Sian di Àven era seduto sul bordo della lunga vasca, le gambe immerse nell'acqua, il capo chinato in avanti. Le rivolgeva la schiena e, dai movimenti delle sue braccia sollevate, lei intuiva lo svolgersi di una misteriosa operazione sul suo viso. Spostandosi silenziosa, Serenity giunse a vedere il pezzo di marmo nella mano di lui. Con le dita egli tirava i peli morbidi che gli adornavano le guance. Col lato appuntito dello strumento, premendo sulla base dei ciuffi, tagliava.

Come punizione il sangue gli piaceva: noncurante, egli lo versava dalle nocche, in rivoli sul collo, come macchie sulle vesti.

Serenity comprese di non avere più intenzione di ospitare un martire delirante. Si concentrò sulle proprie mani chiuse a pugno e, in un istante, diede vita a un semplice utensile.

Sian di Àven si tese, trafitto a schiena rigida. Per lui l'energia benefica che pervadeva la Luna era ancora il segno di una minaccia puntata alla gola.

A lei non importò più: lo aveva assecondato oltre ogni limite di sopportazione, per entrambi. Dopo un intero ciclo di lunarie passato sul suo pianeta, quell'uomo non si era ancora rassegnato al principio fondamentale che governava tutti loro.

Serenity si diresse da lui, la piccola lama con manico stretta nel pugno.

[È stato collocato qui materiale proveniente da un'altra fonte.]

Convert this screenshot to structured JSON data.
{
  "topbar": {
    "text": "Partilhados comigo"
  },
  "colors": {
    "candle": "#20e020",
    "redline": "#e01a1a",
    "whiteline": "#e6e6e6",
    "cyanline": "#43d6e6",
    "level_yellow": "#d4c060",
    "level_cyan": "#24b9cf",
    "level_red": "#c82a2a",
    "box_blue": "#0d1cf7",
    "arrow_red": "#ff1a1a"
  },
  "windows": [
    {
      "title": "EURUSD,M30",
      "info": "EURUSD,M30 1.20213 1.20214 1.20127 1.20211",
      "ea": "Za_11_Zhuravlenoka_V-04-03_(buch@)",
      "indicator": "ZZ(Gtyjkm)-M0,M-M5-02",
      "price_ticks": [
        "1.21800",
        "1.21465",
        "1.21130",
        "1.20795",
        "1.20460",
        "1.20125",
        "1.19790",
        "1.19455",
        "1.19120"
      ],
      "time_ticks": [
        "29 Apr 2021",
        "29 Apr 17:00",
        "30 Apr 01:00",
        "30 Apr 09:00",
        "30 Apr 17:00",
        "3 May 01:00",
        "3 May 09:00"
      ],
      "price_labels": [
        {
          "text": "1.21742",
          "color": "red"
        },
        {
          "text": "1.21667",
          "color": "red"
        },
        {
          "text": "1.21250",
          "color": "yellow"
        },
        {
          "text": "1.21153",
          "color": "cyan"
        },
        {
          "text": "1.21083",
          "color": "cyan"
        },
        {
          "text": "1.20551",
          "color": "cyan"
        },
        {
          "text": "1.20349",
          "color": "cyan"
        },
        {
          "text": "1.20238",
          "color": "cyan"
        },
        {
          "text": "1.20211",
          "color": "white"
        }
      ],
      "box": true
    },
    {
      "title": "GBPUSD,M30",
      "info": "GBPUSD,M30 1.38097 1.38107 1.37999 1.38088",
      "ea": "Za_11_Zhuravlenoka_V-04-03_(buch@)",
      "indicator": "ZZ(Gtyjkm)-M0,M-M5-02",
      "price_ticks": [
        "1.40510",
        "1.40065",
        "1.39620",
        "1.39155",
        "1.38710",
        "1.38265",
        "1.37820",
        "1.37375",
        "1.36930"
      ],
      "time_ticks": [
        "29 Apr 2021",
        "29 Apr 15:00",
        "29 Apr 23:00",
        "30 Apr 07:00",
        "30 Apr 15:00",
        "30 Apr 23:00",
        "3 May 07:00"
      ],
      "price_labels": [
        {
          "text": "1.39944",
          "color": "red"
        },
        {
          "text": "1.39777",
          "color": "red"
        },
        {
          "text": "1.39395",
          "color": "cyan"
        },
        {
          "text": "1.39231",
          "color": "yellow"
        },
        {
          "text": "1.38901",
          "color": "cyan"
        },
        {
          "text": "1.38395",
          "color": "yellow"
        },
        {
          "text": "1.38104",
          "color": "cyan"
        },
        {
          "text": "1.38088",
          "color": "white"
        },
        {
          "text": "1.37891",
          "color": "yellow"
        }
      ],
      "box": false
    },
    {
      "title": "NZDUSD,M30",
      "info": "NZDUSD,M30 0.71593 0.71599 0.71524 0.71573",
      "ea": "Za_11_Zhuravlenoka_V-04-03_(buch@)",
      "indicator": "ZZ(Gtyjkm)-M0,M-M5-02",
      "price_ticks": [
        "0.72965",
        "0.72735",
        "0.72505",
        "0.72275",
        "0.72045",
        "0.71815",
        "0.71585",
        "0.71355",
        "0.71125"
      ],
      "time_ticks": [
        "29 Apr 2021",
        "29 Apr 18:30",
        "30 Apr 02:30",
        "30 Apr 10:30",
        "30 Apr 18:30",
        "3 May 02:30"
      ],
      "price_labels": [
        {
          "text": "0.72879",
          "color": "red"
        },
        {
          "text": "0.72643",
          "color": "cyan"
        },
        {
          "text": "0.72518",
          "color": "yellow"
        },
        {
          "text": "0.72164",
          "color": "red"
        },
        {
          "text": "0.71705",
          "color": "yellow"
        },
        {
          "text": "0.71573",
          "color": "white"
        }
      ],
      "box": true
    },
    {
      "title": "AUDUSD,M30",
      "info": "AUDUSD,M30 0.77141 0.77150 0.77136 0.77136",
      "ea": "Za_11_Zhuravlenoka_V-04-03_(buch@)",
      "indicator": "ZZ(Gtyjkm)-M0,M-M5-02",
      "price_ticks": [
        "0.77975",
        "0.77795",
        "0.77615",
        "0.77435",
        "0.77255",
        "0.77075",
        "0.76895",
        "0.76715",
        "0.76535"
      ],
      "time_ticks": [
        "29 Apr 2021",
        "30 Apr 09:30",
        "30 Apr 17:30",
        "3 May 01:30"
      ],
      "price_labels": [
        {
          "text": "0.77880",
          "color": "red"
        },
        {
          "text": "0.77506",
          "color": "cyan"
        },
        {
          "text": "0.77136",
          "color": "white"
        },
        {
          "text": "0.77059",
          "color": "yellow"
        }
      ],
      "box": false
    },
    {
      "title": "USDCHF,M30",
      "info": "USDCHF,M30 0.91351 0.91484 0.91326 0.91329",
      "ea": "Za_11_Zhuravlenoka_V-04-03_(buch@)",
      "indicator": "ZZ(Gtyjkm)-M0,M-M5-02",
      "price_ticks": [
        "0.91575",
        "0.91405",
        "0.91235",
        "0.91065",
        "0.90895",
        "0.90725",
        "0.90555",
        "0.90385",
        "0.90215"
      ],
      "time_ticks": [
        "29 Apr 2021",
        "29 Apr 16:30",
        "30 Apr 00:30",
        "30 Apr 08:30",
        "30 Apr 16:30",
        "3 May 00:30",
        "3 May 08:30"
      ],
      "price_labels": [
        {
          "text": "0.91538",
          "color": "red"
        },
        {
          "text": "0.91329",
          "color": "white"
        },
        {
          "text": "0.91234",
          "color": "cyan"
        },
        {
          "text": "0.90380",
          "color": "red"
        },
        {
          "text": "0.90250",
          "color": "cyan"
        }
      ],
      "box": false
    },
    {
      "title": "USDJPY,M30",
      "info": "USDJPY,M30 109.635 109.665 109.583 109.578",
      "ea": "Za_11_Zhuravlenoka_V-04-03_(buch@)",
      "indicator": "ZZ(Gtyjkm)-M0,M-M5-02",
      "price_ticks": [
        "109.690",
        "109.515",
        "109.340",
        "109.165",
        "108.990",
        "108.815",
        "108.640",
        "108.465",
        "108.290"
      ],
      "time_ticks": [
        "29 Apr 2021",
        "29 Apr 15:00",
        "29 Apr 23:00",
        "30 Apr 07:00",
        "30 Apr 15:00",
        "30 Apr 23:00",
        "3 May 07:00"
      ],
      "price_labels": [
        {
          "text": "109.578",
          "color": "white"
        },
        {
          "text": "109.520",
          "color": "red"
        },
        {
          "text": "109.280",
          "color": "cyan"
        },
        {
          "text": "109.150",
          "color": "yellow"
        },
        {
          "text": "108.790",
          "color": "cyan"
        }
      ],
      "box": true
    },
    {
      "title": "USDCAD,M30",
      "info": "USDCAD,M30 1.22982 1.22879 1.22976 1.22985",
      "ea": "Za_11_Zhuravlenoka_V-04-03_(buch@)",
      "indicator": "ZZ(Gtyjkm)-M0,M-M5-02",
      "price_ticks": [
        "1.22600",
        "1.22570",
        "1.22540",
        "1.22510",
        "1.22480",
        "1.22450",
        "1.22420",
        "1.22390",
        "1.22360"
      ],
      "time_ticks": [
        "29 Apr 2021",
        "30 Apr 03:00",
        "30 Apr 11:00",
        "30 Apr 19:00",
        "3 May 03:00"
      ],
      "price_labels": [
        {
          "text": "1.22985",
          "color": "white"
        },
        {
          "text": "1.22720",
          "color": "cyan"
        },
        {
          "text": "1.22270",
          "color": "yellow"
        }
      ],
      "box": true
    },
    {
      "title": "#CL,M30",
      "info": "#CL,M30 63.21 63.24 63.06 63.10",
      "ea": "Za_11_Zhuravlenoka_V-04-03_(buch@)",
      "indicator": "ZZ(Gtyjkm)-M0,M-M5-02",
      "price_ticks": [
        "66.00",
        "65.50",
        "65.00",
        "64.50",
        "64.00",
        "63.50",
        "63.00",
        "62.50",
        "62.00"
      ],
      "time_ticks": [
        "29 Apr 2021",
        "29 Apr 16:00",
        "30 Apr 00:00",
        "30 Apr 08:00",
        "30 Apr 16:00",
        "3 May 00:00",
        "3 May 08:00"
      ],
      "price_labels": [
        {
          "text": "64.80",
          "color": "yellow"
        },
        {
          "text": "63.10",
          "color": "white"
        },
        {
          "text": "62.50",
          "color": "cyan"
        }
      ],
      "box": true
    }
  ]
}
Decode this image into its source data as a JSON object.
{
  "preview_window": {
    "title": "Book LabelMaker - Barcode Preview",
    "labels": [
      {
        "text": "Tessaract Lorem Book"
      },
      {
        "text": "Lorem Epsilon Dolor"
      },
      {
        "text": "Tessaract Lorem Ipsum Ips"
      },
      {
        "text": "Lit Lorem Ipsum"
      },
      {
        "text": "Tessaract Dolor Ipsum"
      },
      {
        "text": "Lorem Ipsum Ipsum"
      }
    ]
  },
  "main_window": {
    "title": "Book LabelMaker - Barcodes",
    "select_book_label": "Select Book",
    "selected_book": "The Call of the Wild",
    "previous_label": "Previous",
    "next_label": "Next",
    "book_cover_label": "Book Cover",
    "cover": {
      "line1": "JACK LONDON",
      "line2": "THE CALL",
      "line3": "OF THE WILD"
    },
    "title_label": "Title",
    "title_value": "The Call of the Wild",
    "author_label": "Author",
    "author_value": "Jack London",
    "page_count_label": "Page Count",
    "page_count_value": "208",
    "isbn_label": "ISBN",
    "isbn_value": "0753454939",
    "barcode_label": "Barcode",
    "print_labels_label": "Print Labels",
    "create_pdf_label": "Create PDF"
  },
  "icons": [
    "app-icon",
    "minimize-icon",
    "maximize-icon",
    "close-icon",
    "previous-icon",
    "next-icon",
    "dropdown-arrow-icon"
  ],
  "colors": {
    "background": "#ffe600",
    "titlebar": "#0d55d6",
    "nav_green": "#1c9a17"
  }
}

Giunse a sfiorare l'acqua con l'orlo delle gonne e allungò il braccio, offrendo lo strumento allo sguardo d'odio alieno che si posò su di lei, valutando le sue intenzioni con infinito isprezzo.

Il movimento della mano di lui fu calmo, calcolato. Prese dal suo palmo l'oggetto, lo tenne nel pugno senza guardarlo, osservando invece lei. Si accertò di farle vedere la soddisfazione che provò quando, con un rapido movimento, gettò il coltello in acqua.

Impongo giustizia, insegno ad estranei come si vive in un mondo che non mi appartiene e che neppure conosco.

Era come se lui lo avesse detto.

Era un Re, comprese senza più dubbi Serenity. L'arroganza delle sue azioni e delle sue convinzioni era possibile, davanti a una Regina come lei, solo per un regnante che fosse convinto di essere un suo pari. Privo di forza com'era, egli conservava ugualmente la dignità che ogni sovrano o sovrana doveva portare in sé, quale anima del proprio pianeta.

Ma sulla Luna egli era un ospite. Umile personaggio comune, se lei decideva di trattarlo come tale.

Lo straniero era un Re senza pianeta, che invocava implorante il perdono di un mondo lontano.

Fu solo per pietà che Serenity decise di essere clemente con lui, ma non per questo si arrese. Osservò il luccichio dello strumento che si era posato sul fondo dell'acqua e mosse veloce la gamba, poggiando il piede in avanti, sul pavimento, e dandosi il giusto slancio. Col corpo disegnò in aria un arco che sparì nel fresco della fonte.

Acqua, dolce acqua in cui non vi erano regine o potenti, solo respiro e silenzio.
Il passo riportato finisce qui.